TRIBUNE – L’île française est, depuis deux mois, l’épicentre des revendications liées au coût de la vie en Outre-mer. Mais le département est aussi la cible de campagnes d’activisme hostile depuis Bakou menaçant l’intégrité de la France, prévient Pierre d’Herbès, expert en intelligence économique.

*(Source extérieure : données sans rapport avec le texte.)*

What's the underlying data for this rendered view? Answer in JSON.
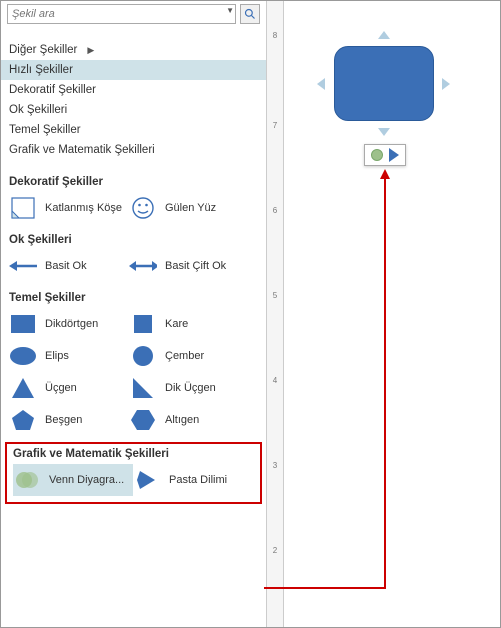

Les semaines passent et rien ne semble pouvoir calmer les soubresauts qui secouent l’île, qui est aussi l’un des départements français les plus gangsters. L’accord proposé par le gouvernement à la mi-octobre, qui prévoyait une réduction de 20 % sur les produits les plus consommés, n’a pas suffi. Le refus de signature du Rassemblement pour la protection des peuples et des ressources afro-caribéens (RRPRAC) et son appel à la poursuite de la protestation ont ravivé la crise. Si le RRPRAC affirme désormais se désolidariser des violences, il n’en a pas toujours été ainsi : son leader charismatique, Rodrigue Petitot, n’a pas hésité à justifier les pillages et les destructions sur Télé-Antilles le 13 octobre. Il a également participé à des barrages et projeté d’enlever les patrons Béké de la grande distribution.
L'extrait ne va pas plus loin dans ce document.